Second, excessive price volatility has hindered the adoption of cryptocurrencies as a medium of exchange. This role of money is critically dependent on the stability of its value. Some cryptocurrencies, referred to as stable coins, are pegged to a fiat currency. Stable coins promise to convert a fixed unit of their currency for a unit of fiat currency such as the U.S. dollar. Libra uses a basket of currencies and safe assets to maintain a stable but not fixed exchange rate with a given fiat currency. In turn, a stable cryptocurrency will hopefully entice consumers and businesses to use it as a medium of exchange.
Third, cryptocurrencies have not reached critical mass in terms of seller acceptance. Payers will not use a currency that is not widely accepted. While adoption is a necessary step, it is not sufficient for successful payment innovation. For example, Apple Pay has sufficient merchant acceptance and consumer adoption but the number of transactions remains relatively low although growing. To generate critical mass quickly, Facebook has partnered with around 27 key partners and expects to have a hundred at launch next year. These partners also comprise the Libra Association Council that we discuss below. This consortium includes payment networks like Mastercard and Visa, retail platforms like eBay and Uber, and cryptocurrency enablers like Coinbase and Xapo. Large existing payment market participants will enable reaching critical mass faster given the right incentives to end-users.
Fourth, governance structures of new payment instruments are critical to their success and stability. The evolution of general-purpose credit cards from a single or a group of banks to associations with a large number of banks in the seventies demonstrated that no one participant within the system should control it. Similarly, the distributed governance of cryptocurrencies ensures that no one entity controls the decision-making process. Joey Biasi and I provide examples of the limitations of such structures in a recent article. The Libra Association Council will make decisions based on a supermajority of two-thirds of votes where each member has only one vote.
Regulation of Libra
Policymakers around the world are still grappling with how to regulate cryptocurrencies to protect consumers, prevent illicit use such as terrorist financing, and manage the risk of a potential shutdown of commerce should a cryptocurrency becomes non-operational or goes bust. The announcement of Libra has gotten the attention of several central banks, lawmaking bodies, and international organizations like the G-7 because of its potential to reach critical mass and systemic importance quickly.
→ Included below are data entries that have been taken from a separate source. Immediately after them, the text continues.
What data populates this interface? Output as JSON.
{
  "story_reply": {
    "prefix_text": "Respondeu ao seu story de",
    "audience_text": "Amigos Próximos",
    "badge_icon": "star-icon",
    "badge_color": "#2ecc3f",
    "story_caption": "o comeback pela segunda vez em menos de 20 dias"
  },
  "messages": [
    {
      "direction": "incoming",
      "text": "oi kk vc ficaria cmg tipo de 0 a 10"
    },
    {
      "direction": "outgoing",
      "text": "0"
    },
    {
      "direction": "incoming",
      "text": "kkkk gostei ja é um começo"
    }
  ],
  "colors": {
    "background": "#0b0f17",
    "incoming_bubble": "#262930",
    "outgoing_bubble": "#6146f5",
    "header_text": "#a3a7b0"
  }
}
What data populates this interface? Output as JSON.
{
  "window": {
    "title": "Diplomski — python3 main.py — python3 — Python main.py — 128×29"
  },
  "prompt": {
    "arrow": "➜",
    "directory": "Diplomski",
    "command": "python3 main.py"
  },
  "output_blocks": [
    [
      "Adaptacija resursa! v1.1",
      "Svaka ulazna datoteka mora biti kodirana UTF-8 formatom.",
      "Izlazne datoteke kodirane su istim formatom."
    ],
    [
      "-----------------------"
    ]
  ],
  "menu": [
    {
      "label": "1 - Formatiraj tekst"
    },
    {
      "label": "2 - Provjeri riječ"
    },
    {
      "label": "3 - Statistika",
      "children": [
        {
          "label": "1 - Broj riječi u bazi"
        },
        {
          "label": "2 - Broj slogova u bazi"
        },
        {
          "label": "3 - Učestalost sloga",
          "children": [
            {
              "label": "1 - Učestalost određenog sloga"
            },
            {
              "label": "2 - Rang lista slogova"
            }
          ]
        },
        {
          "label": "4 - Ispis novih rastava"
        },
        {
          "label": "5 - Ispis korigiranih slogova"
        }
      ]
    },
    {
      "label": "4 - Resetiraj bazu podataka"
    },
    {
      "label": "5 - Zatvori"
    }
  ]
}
It is difficult to put the genie back in the bottle in terms of how technology is fundamentally changing the way we will pay in the future. An important goal for policymakers is to increase financial inclusion while maintaining a safe and stable financial system. Even if Libra ultimately fails, the increased public awareness and enhanced infrastructure being created are steps in the right direction to adopt an unintermediated global currency.